I start most of my plants from seed so I can grow exactly what I want to grow and so I can make sure they are safe. Seeds need heat and moisture to germinate, and they need appropriate temperatures, light, and consistent water to thrive.
I start my plants inside the house on heat mats. Heat mats, which are vinyl-coated mats designed to raise the temperature of the soil placed upon it 10-15 degrees above the ambient air temperature, trick the seeds to germinate indoors quickly and evenly.
Take the seedlings off the heat mat and put them under grow lights as soon as they begin to sprout. Grow lights give seedlings the complete UV spectrum of light to encourage the plants to grow into short, stocky, dark green seedlings—not the pale spindly ones you might have grown on a windowsill or under household lights.
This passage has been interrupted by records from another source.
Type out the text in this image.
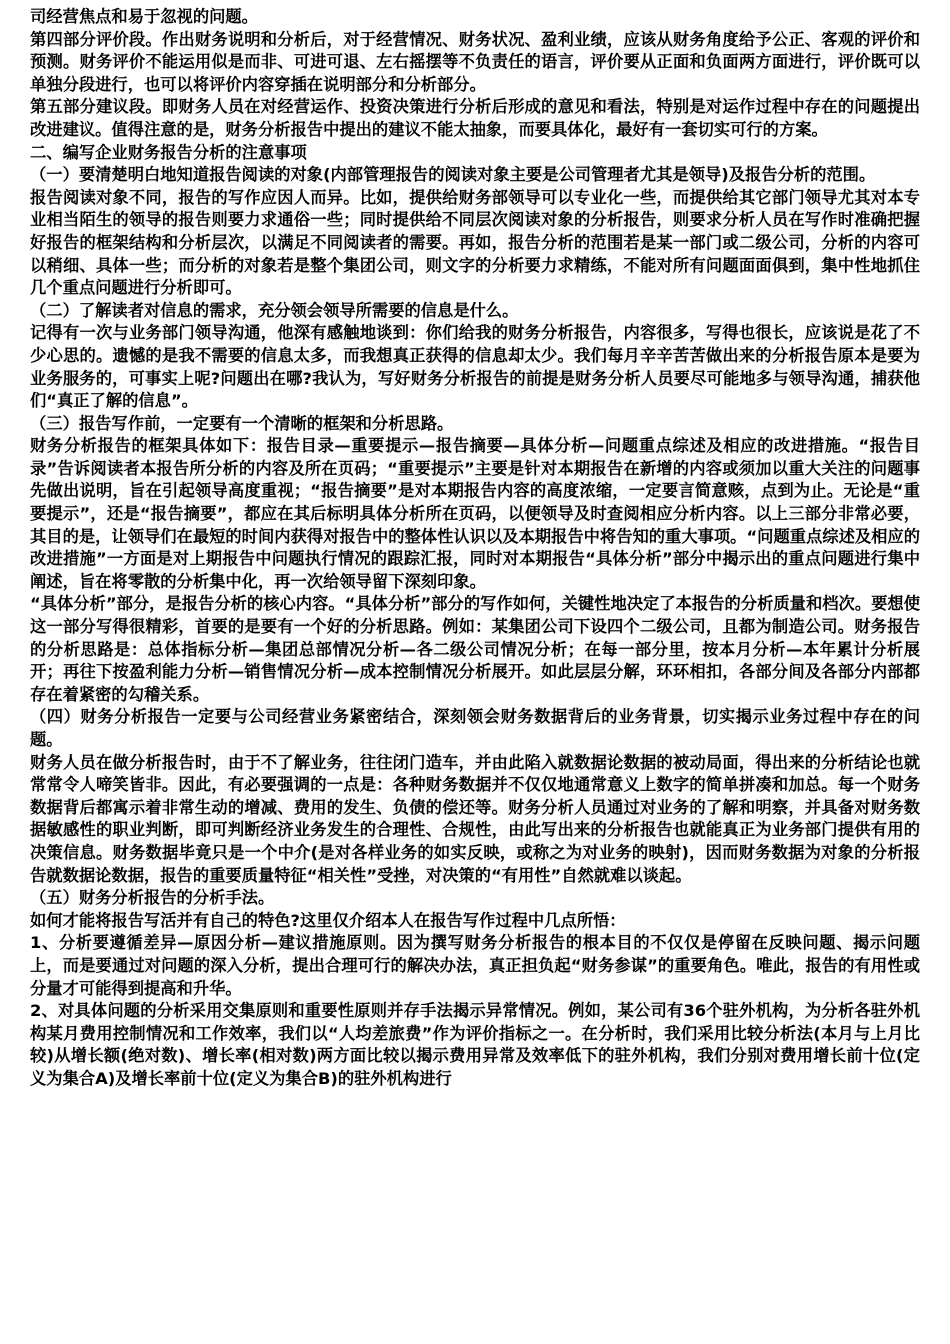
司经营焦点和易于忽视的问题。

第四部分评价段。作出财务说明和分析后，对于经营情况、财务状况、盈利业绩，应该从财务角度给予公正、客观的评价和预测。财务评价不能运用似是而非、可进可退、左右摇摆等不负责任的语言，评价要从正面和负面两方面进行，评价既可以单独分段进行，也可以将评价内容穿插在说明部分和分析部分。

第五部分建议段。即财务人员在对经营运作、投资决策进行分析后形成的意见和看法，特别是对运作过程中存在的问题提出改进建议。值得注意的是，财务分析报告中提出的建议不能太抽象，而要具体化，最好有一套切实可行的方案。

二、编写企业财务报告分析的注意事项

（一）要清楚明白地知道报告阅读的对象(内部管理报告的阅读对象主要是公司管理者尤其是领导)及报告分析的范围。

报告阅读对象不同，报告的写作应因人而异。比如，提供给财务部领导可以专业化一些，而提供给其它部门领导尤其对本专业相当陌生的领导的报告则要力求通俗一些；同时提供给不同层次阅读对象的分析报告，则要求分析人员在写作时准确把握好报告的框架结构和分析层次，以满足不同阅读者的需要。再如，报告分析的范围若是某一部门或二级公司，分析的内容可以稍细、具体一些；而分析的对象若是整个集团公司，则文字的分析要力求精练，不能对所有问题面面俱到，集中性地抓住几个重点问题进行分析即可。

（二）了解读者对信息的需求，充分领会领导所需要的信息是什么。

记得有一次与业务部门领导沟通，他深有感触地谈到：你们给我的财务分析报告，内容很多，写得也很长，应该说是花了不少心思的。遗憾的是我不需要的信息太多，而我想真正获得的信息却太少。我们每月辛辛苦苦做出来的分析报告原本是要为业务服务的，可事实上呢?问题出在哪?我认为，写好财务分析报告的前提是财务分析人员要尽可能地多与领导沟通，捕获他们“真正了解的信息”。

（三）报告写作前，一定要有一个清晰的框架和分析思路。

财务分析报告的框架具体如下：报告目录—重要提示—报告摘要—具体分析—问题重点综述及相应的改进措施。“报告目录”告诉阅读者本报告所分析的内容及所在页码；“重要提示”主要是针对本期报告在新增的内容或须加以重大关注的问题事先做出说明，旨在引起领导高度重视；“报告摘要”是对本期报告内容的高度浓缩，一定要言简意赅，点到为止。无论是“重要提示”，还是“报告摘要”，都应在其后标明具体分析所在页码，以便领导及时查阅相应分析内容。以上三部分非常必要，其目的是，让领导们在最短的时间内获得对报告中的整体性认识以及本期报告中将告知的重大事项。“问题重点综述及相应的改进措施”一方面是对上期报告中问题执行情况的跟踪汇报，同时对本期报告“具体分析”部分中揭示出的重点问题进行集中阐述，旨在将零散的分析集中化，再一次给领导留下深刻印象。

“具体分析”部分，是报告分析的核心内容。“具体分析”部分的写作如何，关键性地决定了本报告的分析质量和档次。要想使这一部分写得很精彩，首要的是要有一个好的分析思路。例如：某集团公司下设四个二级公司，且都为制造公司。财务报告的分析思路是：总体指标分析—集团总部情况分析—各二级公司情况分析；在每一部分里，按本月分析—本年累计分析展开；再往下按盈利能力分析—销售情况分析—成本控制情况分析展开。如此层层分解，环环相扣，各部分间及各部分内部都存在着紧密的勾稽关系。

（四）财务分析报告一定要与公司经营业务紧密结合，深刻领会财务数据背后的业务背景，切实揭示业务过程中存在的问题。

财务人员在做分析报告时，由于不了解业务，往往闭门造车，并由此陷入就数据论数据的被动局面，得出来的分析结论也就常常令人啼笑皆非。因此，有必要强调的一点是：各种财务数据并不仅仅地通常意义上数字的简单拼凑和加总。每一个财务数据背后都寓示着非常生动的增减、费用的发生、负债的偿还等。财务分析人员通过对业务的了解和明察，并具备对财务数据敏感性的职业判断，即可判断经济业务发生的合理性、合规性，由此写出来的分析报告也就能真正为业务部门提供有用的决策信息。财务数据毕竟只是一个中介(是对各样业务的如实反映，或称之为对业务的映射)，因而财务数据为对象的分析报告就数据论数据，报告的重要质量特征“相关性”受挫，对决策的“有用性”自然就难以谈起。

（五）财务分析报告的分析手法。

如何才能将报告写活并有自己的特色?这里仅介绍本人在报告写作过程中几点所悟：

1、分析要遵循差异—原因分析—建议措施原则。因为撰写财务分析报告的根本目的不仅仅是停留在反映问题、揭示问题上，而是要通过对问题的深入分析，提出合理可行的解决办法，真正担负起“财务参谋”的重要角色。唯此，报告的有用性或分量才可能得到提高和升华。

2、对具体问题的分析采用交集原则和重要性原则并存手法揭示异常情况。例如，某公司有36个驻外机构，为分析各驻外机构某月费用控制情况和工作效率，我们以“人均差旅费”作为评价指标之一。在分析时，我们采用比较分析法(本月与上月比较)从增长额(绝对数)、增长率(相对数)两方面比较以揭示费用异常及效率低下的驻外机构，我们分别对费用增长前十位(定义为集合A)及增长率前十位(定义为集合B)的驻外机构进行
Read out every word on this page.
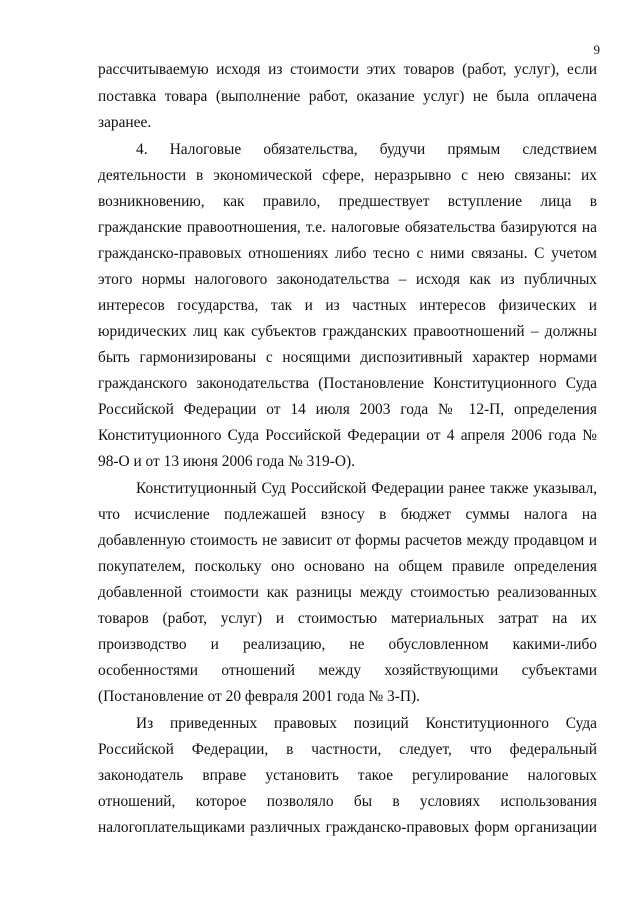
9
рассчитываемую исходя из стоимости этих товаров (работ, услуг), если
поставка товара (выполнение работ, оказание услуг) не была оплачена
заранее.
4. Налоговые обязательства, будучи прямым следствием
деятельности в экономической сфере, неразрывно с нею связаны: их
возникновению, как правило, предшествует вступление лица в
гражданские правоотношения, т.е. налоговые обязательства базируются на
гражданско-правовых отношениях либо тесно с ними связаны. С учетом
этого нормы налогового законодательства – исходя как из публичных
интересов государства, так и из частных интересов физических и
юридических лиц как субъектов гражданских правоотношений – должны
быть гармонизированы с носящими диспозитивный характер нормами
гражданского законодательства (Постановление Конституционного Суда
Российской Федерации от 14 июля 2003 года № 12-П, определения
Конституционного Суда Российской Федерации от 4 апреля 2006 года №
98-О и от 13 июня 2006 года № 319-О).
Конституционный Суд Российской Федерации ранее также указывал,
что исчисление подлежашей взносу в бюджет суммы налога на
добавленную стоимость не зависит от формы расчетов между продавцом и
покупателем, поскольку оно основано на общем правиле определения
добавленной стоимости как разницы между стоимостью реализованных
товаров (работ, услуг) и стоимостью материальных затрат на их
производство и реализацию, не обусловленном какими-либо
особенностями отношений между хозяйствующими субъектами
(Постановление от 20 февраля 2001 года № 3-П).
Из приведенных правовых позиций Конституционного Суда
Российской Федерации, в частности, следует, что федеральный
законодатель вправе установить такое регулирование налоговых
отношений, которое позволяло бы в условиях использования
налогоплательщиками различных гражданско-правовых форм организации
Most seedling troubles come from over or under watering. Before the seeds germinate, keep the soil moist, but not sopping wet, all the time. On a heat mat most seeds germinate within a few days. After the seeds germinate, water when the soil feels a bit dry to the touch but before the plants visibly wilt. It’s best to water at about the same time every day. Plants that are healthy and growing rapidly should need water every 24 hours. “Damping off” occurs when previously healthy seedlings topple over and die. This occurs when seedlings live in cool conditions and are kept too moist.
Don’t give up when you kill trays of seedlings. I have started tens of thousands of seedlings, and I have killed thousands. I killed a tray of seedlings just this week when I missed watering it. I have succeeded at growing things because I just kept trying. Killing plants is just part of gardening. Buy extra seed so you can start over. We have a long growing season and plenty of time.